Nuestra amistad no era el problema,
precisamente. Sin embargo, las palabras del señor Kadam me
consolaron. Puede que otra vez superada la situación lográramos
hablarlo y utilizar un poquito el sentido común. A lo mejor me
tocaba a mí ser la adulta. Al fin y al cabo, Ren acaba de empezar a
comunicarse de nuevo con la gente. Si conseguía explicarle cómo
funcionaba el mundo, seguro que lo entendería, y podría superarlo y
seguir siendo mi amigo.
—Es extraordinario que mantuviese su forma
humana durante toda su estancia allí. Quizá tenga algo que ver con
que se parara el tiempo.
—¿De verdad cree que le tiempo se detuvo en
Kishkindha?
—Puede que allí el tiempo avance de manera
distinta, pero sé que aquí estuvo ausente durante muy poco
tiempo.
Asentí con la cabeza, estaba de acuerdo con
su análisis.
Como me sentía mejor después de hablar con
él y, además, me alegraba de haberle contado la verdad, le dije que
iba a leer un rato, y que después pensaba dormir largo y tendido
sobre la almohada blandita.
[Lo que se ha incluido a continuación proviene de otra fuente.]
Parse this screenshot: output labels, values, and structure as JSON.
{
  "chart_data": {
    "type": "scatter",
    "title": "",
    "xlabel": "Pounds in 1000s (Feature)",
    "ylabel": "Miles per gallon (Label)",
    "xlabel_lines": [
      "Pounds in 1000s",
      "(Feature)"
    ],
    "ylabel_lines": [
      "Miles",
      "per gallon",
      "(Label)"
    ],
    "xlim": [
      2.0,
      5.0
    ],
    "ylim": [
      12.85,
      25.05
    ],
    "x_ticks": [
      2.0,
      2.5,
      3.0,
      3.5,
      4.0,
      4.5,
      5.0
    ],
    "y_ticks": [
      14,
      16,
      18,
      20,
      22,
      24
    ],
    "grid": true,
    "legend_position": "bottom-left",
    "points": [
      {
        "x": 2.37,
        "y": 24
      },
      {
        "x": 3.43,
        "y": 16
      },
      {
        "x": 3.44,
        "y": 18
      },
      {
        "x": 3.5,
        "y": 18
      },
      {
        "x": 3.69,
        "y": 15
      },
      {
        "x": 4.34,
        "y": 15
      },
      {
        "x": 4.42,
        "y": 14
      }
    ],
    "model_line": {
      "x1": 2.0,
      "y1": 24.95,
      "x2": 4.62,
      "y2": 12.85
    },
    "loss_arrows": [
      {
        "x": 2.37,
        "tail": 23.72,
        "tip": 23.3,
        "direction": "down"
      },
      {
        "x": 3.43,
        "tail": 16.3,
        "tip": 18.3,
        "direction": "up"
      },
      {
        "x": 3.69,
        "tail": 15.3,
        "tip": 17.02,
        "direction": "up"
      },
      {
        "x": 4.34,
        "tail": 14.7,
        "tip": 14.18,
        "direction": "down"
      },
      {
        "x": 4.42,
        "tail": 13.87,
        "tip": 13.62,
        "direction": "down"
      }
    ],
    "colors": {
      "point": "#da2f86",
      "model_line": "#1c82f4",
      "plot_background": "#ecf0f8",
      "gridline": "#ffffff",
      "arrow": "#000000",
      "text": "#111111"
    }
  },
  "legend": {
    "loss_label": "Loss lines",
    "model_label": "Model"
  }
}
A él le pareció bien y me pidió que
dejara la ropa sucia en la bolsa de la lavandería para que me la
lavaran por la noche.
Cuando llegué a mi suite me puse a reunir mis cosas. Metí en la bolsa
la ropa sucia y también la deportiva. Además, desenrollé con
cuidado la colcha, saqué el Fruto Dorado y lo envolví en una
toallita. A continuación eché también en la bolsa de la lavandería
la colcha.
Tras abrir la puerta y dejar la bolsa fuera,
me metí en la cama para disfrutar de la suavidad y el lujo de las
sábanas. Me hundí en las almohadas de pluma de ganso, y me sumí en
un sueño profundo y relajante.
A la mañana siguiente, sonreí y estiré
todas las extremidades al máximo, pero ni siquiera así conseguí
llegar al borde de la cama. Me volví a cepillar el pelo y me lo
recogí en una cola de caballo suelta.
El señor Kadam estaba desayunando rösti, tostadas y tortilla de patatas. Me uní a él,
y me puse a beber un zumo de naranja y a charlar sobre lo
emocionante que era volver a casa.
Nos devolvieron la ropa limpia planchada y
doblada, como nueva. Después de sacar algo de la pila para
vestirme, metí el resto en la bolsa. Cuando llegué con la colcha,
me detuve un momento para oler el jabón de limón que habían usado y
para examinarla en busca de daños. Aunque estaba desteñida y se le
notaban los años, todavía aguantaba. Envié un agradecimiento
silencioso a mi abuela. «Ya nadie las hace tan bien como tú,
abuelita.»
Guardé la colcha doblada en el fondo de la
mochila y metí el gada al lado, de pie.
Lo había sacado para limpiarlo la noche anterior, pero me
sorprendió encontrarlo reluciente e impoluto, como si no lo hubiera
usado nunca. Al lado, sobre la colcha, coloqué a Fanindra con el
Fruto Dorado en medio de su cola enroscada. Después cerré las
cremalleras, aunque dejé un poco abierta para que la serpiente
pudiera respirar. En realidad, no sabía si respiraba, pero eso me
hacía sentir mejor.
Pronto llegó el momento de marcharse. Me
sentía contenta, descansada y muy satisfecha hasta que paramos y lo
vi a él, y no era un tigre. Ren nos había estado esperando con su
ropa blanca de siempre y esbozando una amplia sonrisa. El señor
Kadam se acercó y lo abrazó. Oía sus voces, aunque no entendía lo
que decían. Sí que oí al señor Kadam reírse mientras le daba
palmadas a Ren en la espalda con bastante fuerza. Estaba claro que
algo lo hacía muy feliz.
Entonces, Ren se transformó de nuevo en
tigre y subió al coche de un salto. Se acurrucó para echarse una
siesta, y yo pasé de él y elegí un libro para mantenerme ocupada
durante el largo trayecto.
El señor Kadam explicó que tendría que parar
en otro hotel de camino a casa y estaríamos todo el día en la
carretera. Contesté que me parecía bien; tenía muchos libros para
leer, ya que él me había comprado un par de novelas y un libro de
viajes sobre la India en la librería del hotel.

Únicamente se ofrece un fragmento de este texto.